DNN Training Acceleration via Exploring GPGPU Friendly Sparsity

TL;DR

This paper introduces GPGPU-friendly sparsity techniques for DNN training, including regular dropout patterns and sensitivity-aware dropout, to accelerate training without sacrificing accuracy, supported by a unified software framework.

Contribution

It proposes novel dropout methods and a training framework that enable GPGPU-efficient sparse DNN training, improving speed while maintaining accuracy.

Findings

Significant training acceleration achieved across DNN models.

Dropout pattern search maintains accuracy with reduced computation.

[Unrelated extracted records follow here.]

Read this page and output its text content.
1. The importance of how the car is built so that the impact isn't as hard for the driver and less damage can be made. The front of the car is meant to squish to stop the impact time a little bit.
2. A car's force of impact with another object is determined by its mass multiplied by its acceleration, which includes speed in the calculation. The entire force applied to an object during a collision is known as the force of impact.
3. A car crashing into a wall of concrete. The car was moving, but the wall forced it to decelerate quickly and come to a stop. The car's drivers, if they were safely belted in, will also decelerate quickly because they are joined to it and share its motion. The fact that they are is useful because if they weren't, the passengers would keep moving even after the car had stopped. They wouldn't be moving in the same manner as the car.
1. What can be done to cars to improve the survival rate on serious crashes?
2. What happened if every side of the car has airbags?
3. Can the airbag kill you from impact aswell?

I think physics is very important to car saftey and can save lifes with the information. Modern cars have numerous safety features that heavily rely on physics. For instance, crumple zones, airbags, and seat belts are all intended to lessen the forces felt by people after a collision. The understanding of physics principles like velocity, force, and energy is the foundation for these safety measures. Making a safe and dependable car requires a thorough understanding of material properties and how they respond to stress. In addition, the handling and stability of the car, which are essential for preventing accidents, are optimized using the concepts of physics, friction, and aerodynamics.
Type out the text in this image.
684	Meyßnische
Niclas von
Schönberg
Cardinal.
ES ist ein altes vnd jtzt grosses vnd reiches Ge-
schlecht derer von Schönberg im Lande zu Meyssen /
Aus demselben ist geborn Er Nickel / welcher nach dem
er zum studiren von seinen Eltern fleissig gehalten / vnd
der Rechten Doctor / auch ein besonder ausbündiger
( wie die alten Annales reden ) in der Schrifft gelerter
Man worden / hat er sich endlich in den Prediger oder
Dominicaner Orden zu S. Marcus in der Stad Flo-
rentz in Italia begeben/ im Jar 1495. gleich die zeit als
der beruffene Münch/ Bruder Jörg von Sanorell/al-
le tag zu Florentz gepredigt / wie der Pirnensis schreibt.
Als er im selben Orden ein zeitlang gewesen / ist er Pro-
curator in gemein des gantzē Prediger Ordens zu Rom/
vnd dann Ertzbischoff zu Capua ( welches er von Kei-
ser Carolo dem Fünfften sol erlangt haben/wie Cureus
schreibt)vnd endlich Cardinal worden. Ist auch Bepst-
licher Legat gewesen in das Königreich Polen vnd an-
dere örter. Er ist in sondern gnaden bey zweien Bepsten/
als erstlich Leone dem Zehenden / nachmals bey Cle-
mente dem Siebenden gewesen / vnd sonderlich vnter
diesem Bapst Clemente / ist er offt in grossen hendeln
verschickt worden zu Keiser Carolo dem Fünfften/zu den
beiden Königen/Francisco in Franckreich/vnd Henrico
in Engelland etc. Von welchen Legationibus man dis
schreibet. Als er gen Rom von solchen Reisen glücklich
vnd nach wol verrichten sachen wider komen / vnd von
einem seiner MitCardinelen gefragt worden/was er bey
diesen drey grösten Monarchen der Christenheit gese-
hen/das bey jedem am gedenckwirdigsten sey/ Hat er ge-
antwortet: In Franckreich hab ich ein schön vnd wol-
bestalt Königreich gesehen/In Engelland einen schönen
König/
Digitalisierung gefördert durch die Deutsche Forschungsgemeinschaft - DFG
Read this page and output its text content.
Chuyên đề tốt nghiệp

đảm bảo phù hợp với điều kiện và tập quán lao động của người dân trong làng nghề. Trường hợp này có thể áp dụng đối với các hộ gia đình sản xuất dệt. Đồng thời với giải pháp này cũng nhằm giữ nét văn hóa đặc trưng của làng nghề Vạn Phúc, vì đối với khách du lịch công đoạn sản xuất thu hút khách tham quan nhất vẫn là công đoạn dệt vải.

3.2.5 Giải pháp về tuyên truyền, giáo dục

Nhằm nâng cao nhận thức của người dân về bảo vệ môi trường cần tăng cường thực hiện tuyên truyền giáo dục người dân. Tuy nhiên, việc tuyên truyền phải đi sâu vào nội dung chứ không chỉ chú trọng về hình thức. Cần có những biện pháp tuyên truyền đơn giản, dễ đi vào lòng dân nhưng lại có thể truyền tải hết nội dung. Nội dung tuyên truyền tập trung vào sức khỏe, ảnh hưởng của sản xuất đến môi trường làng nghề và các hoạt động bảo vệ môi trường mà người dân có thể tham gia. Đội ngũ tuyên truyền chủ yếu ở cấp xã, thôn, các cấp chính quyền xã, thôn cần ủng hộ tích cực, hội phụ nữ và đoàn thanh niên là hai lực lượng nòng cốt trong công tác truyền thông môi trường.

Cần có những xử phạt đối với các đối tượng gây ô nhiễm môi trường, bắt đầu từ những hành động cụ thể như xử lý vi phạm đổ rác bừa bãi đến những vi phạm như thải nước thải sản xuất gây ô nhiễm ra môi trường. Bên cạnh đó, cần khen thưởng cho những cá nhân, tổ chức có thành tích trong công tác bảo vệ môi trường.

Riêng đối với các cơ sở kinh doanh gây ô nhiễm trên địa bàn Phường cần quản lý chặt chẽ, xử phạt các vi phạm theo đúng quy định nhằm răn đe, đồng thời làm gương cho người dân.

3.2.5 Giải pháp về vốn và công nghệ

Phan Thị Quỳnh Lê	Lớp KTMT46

Unified framework simplifies implementation of sparse training techniques.

Abstract

The training phases of Deep neural network~(DNN) consumes enormous processing time and energy. Compression techniques utilizing the sparsity of DNNs can effectively accelerate the inference phase of DNNs. However, it is hardly used in the training phase because the training phase involves dense matrix-multiplication using General-Purpose Computation on Graphics Processors (GPGPU), which endorse the regular and structural data layout. In this paper, we first propose the Approximate Random Dropout that replaces the conventional random dropout of neurons and synapses with a regular and online generated row-based or tile-based dropout patterns to eliminate the unnecessary computation and data access for the multilayer perceptron~(MLP) and long short-term memory~(LSTM). We then develop a SGD-based Search Algorithm that produces the distribution of row-based or tile-based dropout patterns to compensate for the potential accuracy loss. Moreover, aiming at the convolution neural network~(CNN) training acceleration, we first explore the importance and sensitivity of input feature maps; and then propose the sensitivity-aware dropout method to dynamically drop the input feature maps based on their sensitivity so as to achieve greater forward and backward training acceleration while reserving better NN accuracy. To facilitate DNN programming, we build a DNN training computation framework that unifies the proposed techniques in the software stack. As a result, the GPGPU only needs to support the basic operator -- matrix multiplication and can achieve significant performance improvement regardless of DNN model.